Mais quel imbécile celui-là. Il n’avait rien compris aux enjeux que cette histoire entraînait. Toute cette guerre avec la Colombie fut pour quoi ? Que dalle. La leçon n’était ni apprise ni retenue. Ce n’était plus une question de sécurité, mais de vie. Lui se considérait déjà comme un homme mort, et As n’en serait pas mieux s’il continuait à faire l’ignorant de la sorte.

— T’es con ou quoi ? Qu’est-ce qu’ils vont en faire, d’après toi ? Un élevage. La France va s’enrichir du jour au lendemain et tu crois que les populations vont pas se poser des questions ? Le gouvernement sortira des mensonges pour que la pilule passe mieux. Tu les vois, toi, dire qu’ils se font tout ce fric grâce à un être vivant ? Ou pire, grâce à une nouvelle monnaie d’échange ? Ils seront obligés de mentir sinon c’est le monde entier qui se retournera contre eux. Les pays vont se liguer contre la France pour récupérer un peu du fric parce que le papillon n’appartient à personne, ou dans le pire des cas, à la Colombie. Tu crois qu’ils voudront que ça se sache qu’ils ont volé ce fric à la Colombie ? Ils vont faire taire tous ceux qui sont au courant. C’est facile de censurer les pauvres péquenots qui en ont juste entendu parler, un gros chèque et basta. Mais toi, As, tu y as participé, à ce vol. Ils vont te tuer. Et moi aussi, ils vont me tuer. Moi, ma vie est fichue. Je partirai cacher le lépidoptère en lieu sûr, là où personne ne mettra ses mains. Et je ne compte pas leur dire où il se trouve. Ma vie va s’arrêter là. Toi, tu ne sauras rien. Tu pourras t’en sortir. Mais à condition que je réussisse à le cacher.

Il était vrai que ce n’était pas anodin de voir le gouvernement masquer des vérités. Au début du vingtième siècle, quand le capitalisme avait commencé à s’affaiblir, il avait omis d’émettre les difficultés financières. Puis quand les canicules étaient courantes durant les étés, que les cultures s’asséchaient, que les rues se désertaient, que la société s’arrêtait pendant une semaine, puis deux, puis un mois, puis tout l’été, l’économie s’était effondrée, ça ne faisait aucun doute.

Pourtant, les mensonges persistaient ; « Tout va bien. L’économie est relancée, il faut attendre que la société s’y adapte. Ça prendrait un ou deux ans maximum. ». « Oui, je vous comprends, mes chers citoyens. Il ne faut pas s’inquiéter, c’est normal que l’économie mette une dizaine d’années pour se remettre d’aplomb. ». « Nous sommes sur la bonne voie malgré les apparences. Regardez tels autres pays, on s’en sort bien. »

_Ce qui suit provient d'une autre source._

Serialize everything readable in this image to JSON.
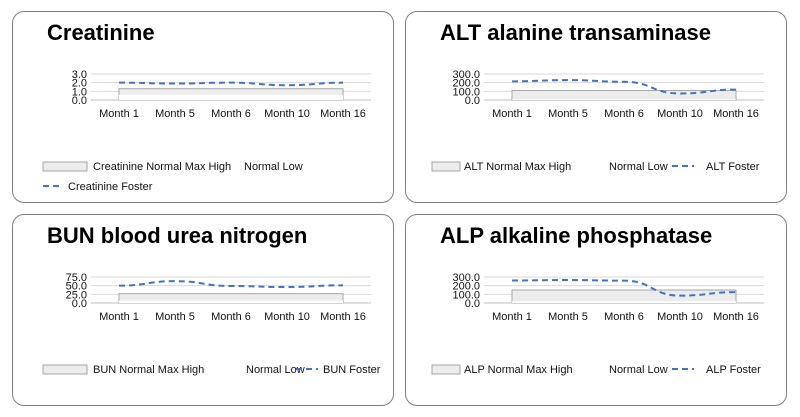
{
  "chart_data": [
    {
      "type": "line",
      "title": "Creatinine",
      "categories": [
        "Month 1",
        "Month 5",
        "Month 6",
        "Month 10",
        "Month 16"
      ],
      "ylim": [
        0,
        3
      ],
      "yticks": [
        "0.0",
        "1.0",
        "2.0",
        "3.0"
      ],
      "tick_values": [
        0,
        1,
        2,
        3
      ],
      "grid": true,
      "series": [
        {
          "name": "Creatinine Normal Max High",
          "kind": "area",
          "values": [
            1.3,
            1.3,
            1.3,
            1.3,
            1.3
          ]
        },
        {
          "name": "Normal Low",
          "kind": "area-white",
          "values": [
            0.6,
            0.6,
            0.6,
            0.6,
            0.6
          ]
        },
        {
          "name": "Creatinine Foster",
          "kind": "dashed-line",
          "values": [
            2.0,
            1.9,
            2.0,
            1.7,
            2.0
          ]
        }
      ],
      "legend": [
        "Creatinine Normal Max High",
        "Normal Low",
        "Creatinine Foster"
      ]
    },
    {
      "type": "line",
      "title": "ALT alanine transaminase",
      "categories": [
        "Month 1",
        "Month 5",
        "Month 6",
        "Month 10",
        "Month 16"
      ],
      "ylim": [
        0,
        300
      ],
      "yticks": [
        "0.0",
        "100.0",
        "200.0",
        "300.0"
      ],
      "tick_values": [
        0,
        100,
        200,
        300
      ],
      "grid": true,
      "series": [
        {
          "name": "ALT Normal Max High",
          "kind": "area",
          "values": [
            110,
            110,
            110,
            110,
            110
          ]
        },
        {
          "name": "Normal Low",
          "kind": "area-white",
          "values": [
            7,
            7,
            7,
            7,
            7
          ]
        },
        {
          "name": "ALT Foster",
          "kind": "dashed-line",
          "values": [
            215,
            230,
            210,
            75,
            120
          ]
        }
      ],
      "legend": [
        "ALT Normal Max High",
        "Normal Low",
        "ALT Foster"
      ]
    },
    {
      "type": "line",
      "title": "BUN blood urea nitrogen",
      "categories": [
        "Month 1",
        "Month 5",
        "Month 6",
        "Month 10",
        "Month 16"
      ],
      "ylim": [
        0,
        75
      ],
      "yticks": [
        "0.0",
        "25.0",
        "50.0",
        "75.0"
      ],
      "tick_values": [
        0,
        25,
        50,
        75
      ],
      "grid": true,
      "series": [
        {
          "name": "BUN Normal Max High",
          "kind": "area",
          "values": [
            27,
            27,
            27,
            27,
            27
          ]
        },
        {
          "name": "Normal Low",
          "kind": "area-white",
          "values": [
            7,
            7,
            7,
            7,
            7
          ]
        },
        {
          "name": "BUN Foster",
          "kind": "dashed-line",
          "values": [
            50,
            63,
            49,
            46,
            51
          ]
        }
      ],
      "legend": [
        "BUN Normal Max High",
        "Normal Low",
        "BUN Foster"
      ]
    },
    {
      "type": "line",
      "title": "ALP alkaline phosphatase",
      "categories": [
        "Month 1",
        "Month 5",
        "Month 6",
        "Month 10",
        "Month 16"
      ],
      "ylim": [
        0,
        300
      ],
      "yticks": [
        "0.0",
        "100.0",
        "200.0",
        "300.0"
      ],
      "tick_values": [
        0,
        100,
        200,
        300
      ],
      "grid": true,
      "series": [
        {
          "name": "ALP Normal Max High",
          "kind": "area",
          "values": [
            150,
            150,
            150,
            150,
            150
          ]
        },
        {
          "name": "Normal Low",
          "kind": "area-white",
          "values": [
            20,
            20,
            20,
            20,
            20
          ]
        },
        {
          "name": "ALP Foster",
          "kind": "dashed-line",
          "values": [
            260,
            265,
            258,
            85,
            125
          ]
        }
      ],
      "legend": [
        "ALP Normal Max High",
        "Normal Low",
        "ALP Foster"
      ]
    }
  ],
  "colors": {
    "band_fill": "#ececec",
    "band_stroke": "#a6a6a6",
    "series_line": "#4472c4",
    "grid": "#d9d9d9",
    "axis": "#bfbfbf"
  }
}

Les politiciens passaient leur temps à mettre les problèmes sous le tapis, les balayer comme si ça suffisait pour les faire disparaître, à se fondre dans un déni, car eux-mêmes croyaient à leurs mensonges. Ils se disaient que les modes de vie ne pouvaient pas s’effriter après tout ce qui avait été bâti, qu’ils étaient trop intelligents pour tomber aussi bas, qu’il y aurait des solutions, mais en 2137, ils ne les avaient toujours pas trouvées.

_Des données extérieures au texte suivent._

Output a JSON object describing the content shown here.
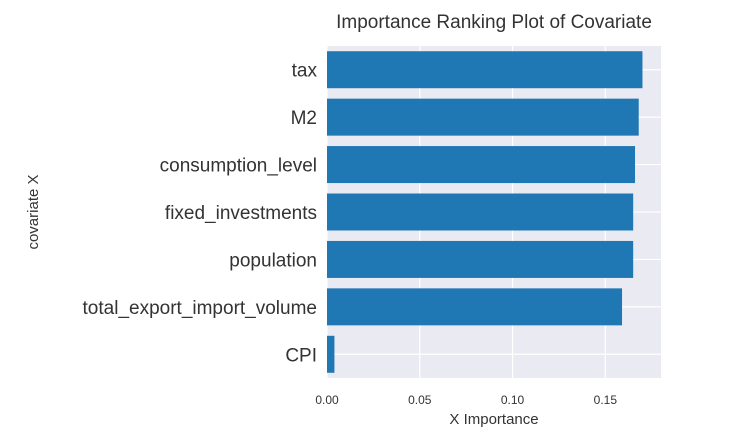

On avait fait croire pendant trente ans à la population que tout allait bien, que ce n’était qu’une crise passagère qui n’impacterait pas la société, que tout se réglerait avec un peu d’efforts. Mais quand la croissance démographique avait commencé à chuter, là, elle n’était plus dupe. Pourtant, malgré l’évidence, les mensonges persistaient.

Encore à ce jour, personne n’osait dire la vérité, car si elle venait à s’apprendre, ça serait la fin du régime politique. Les citoyens se rebelleraient, la colère serait si puissante que la répression sera obsolète et le gouvernement ne sera plus qu’un mythe. Oui, il n’y avait plus que deux avenirs ; le palypsis était relâché dans la nature comme un rescapé d’une catastrophe économique. Le capitalisme n’aurait plus d’autre finalité que son abolition d’ici peu. Les populations manifesteraient, prendraient le pouvoir, sacrifieraient les élites sociales, et une nouvelle ère débuterait.

Ou bien il était gardé par n’importe quelle nation, responsable de l’éclatement de la valeur monétaire. Son possesseur créerait une inflation qui accentuerait la crise économique. Et encore, ce ne serait pas le pire des cas. Valait mieux ne pas penser à ce qu’il pouvait exister de pire.